Is it possible with one graphics scene?

Sami

aamer4yu
12th March 2010, 10:33
View displays what a scene has. A scene may have multiple views,,, like in 40000 chip demo in Qt Demos..
You can have a editor scene, or even may be a widget. Then from that widget create a QGraphicsItem and add it to mainScene.

alisami
12th March 2010, 16:24
View displays what a scene has. A scene may have multiple views,,, like in 40000 chip demo in Qt Demos..
You can have a editor scene, or even may be a widget. Then from that widget create a QGraphicsItem and add it to mainScene.

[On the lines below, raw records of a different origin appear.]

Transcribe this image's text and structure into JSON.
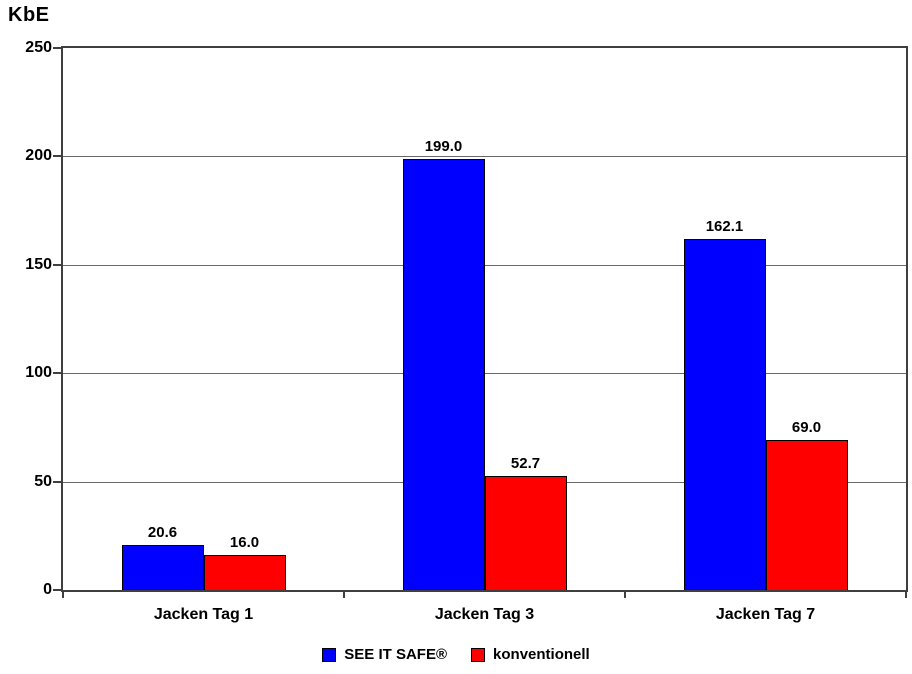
{
  "chart_data": {
    "type": "bar",
    "title": "",
    "ylabel": "KbE",
    "xlabel": "",
    "categories": [
      "Jacken Tag 1",
      "Jacken Tag 3",
      "Jacken Tag 7"
    ],
    "series": [
      {
        "name": "SEE IT SAFE®",
        "color": "#0000ff",
        "values": [
          20.6,
          199.0,
          162.1
        ],
        "labels": [
          "20.6",
          "199.0",
          "162.1"
        ]
      },
      {
        "name": "konventionell",
        "color": "#ff0000",
        "values": [
          16.0,
          52.7,
          69.0
        ],
        "labels": [
          "16.0",
          "52.7",
          "69.0"
        ]
      }
    ],
    "ylim": [
      0,
      250
    ],
    "yticks": [
      0,
      50,
      100,
      150,
      200,
      250
    ],
    "grid": "horizontal",
    "legend_position": "bottom",
    "background": "#ffffff",
    "axis_color": "#3f3f3f",
    "gridline_color": "#686868",
    "text_color": "#000000"
  }
}
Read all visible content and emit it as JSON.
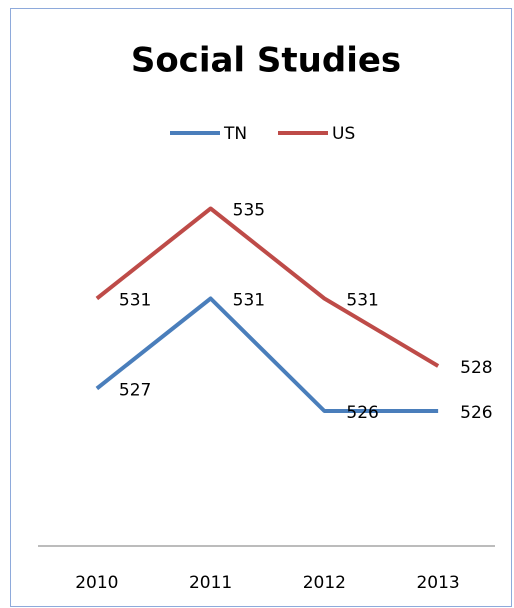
{
  "chart_data": {
    "type": "line",
    "title": "Social Studies",
    "categories": [
      "2010",
      "2011",
      "2012",
      "2013"
    ],
    "series": [
      {
        "name": "TN",
        "color": "#4a7ebb",
        "values": [
          527,
          531,
          526,
          526
        ]
      },
      {
        "name": "US",
        "color": "#be4b48",
        "values": [
          531,
          535,
          531,
          528
        ]
      }
    ],
    "ylim": [
      520,
      540
    ],
    "legend": "top",
    "data_labels": true
  }
}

But I need to display all the items that are not edited. So if I use an editor scene, I need to add copies of all the items of main scene to the editor scene and that would cost very much.

JovianGhost
22nd March 2010, 04:02
I would do it this way:

- Add a flag to your item which indicates if the item should be rendered in view 2
- Subclass QGraphicsView, and this will be your view 2
- In your new class, reimplement the paintEvent function yourself. In this function, you iterate through each item to draw. If that item has the flag set, call QGraphicsView::paintEvent and pass it the QPaintEvent argument, otherwise do nothing

Now when you add an item, by default the flag is set to false, so it doesn't get rendered in view 2. When you finish drawing the item, set it's flag to true, tell view 2 to update, and you're set!

[edit]
Ok I found another way, while sifting through the docs looking for something else completely.
QGraphicsView has a property called ViewportUpdateMode, which controls how this *particular* QGraphicsView updates itself. If you set this property to QGraphicsView::NoViewportUpdate, then according to the docs,


QGraphicsView will never update its viewport when the scene changes; the user is expected to control all updates. This mode disables all (potentially slow) item visibility testing in QGraphicsView, and is suitable for scenes that either require a fixed frame rate, or where the viewport is otherwise updated externally.

This sounds like what you need. So when you start drawing an item, set view 2's update mode to NoViewportUpdate, and when your drawing finishes, reset the mode to whatever it was before (MinimalViewportUpdate by default) and send an update signal. I haven't tested this so I have no idea if it will work, but you can try.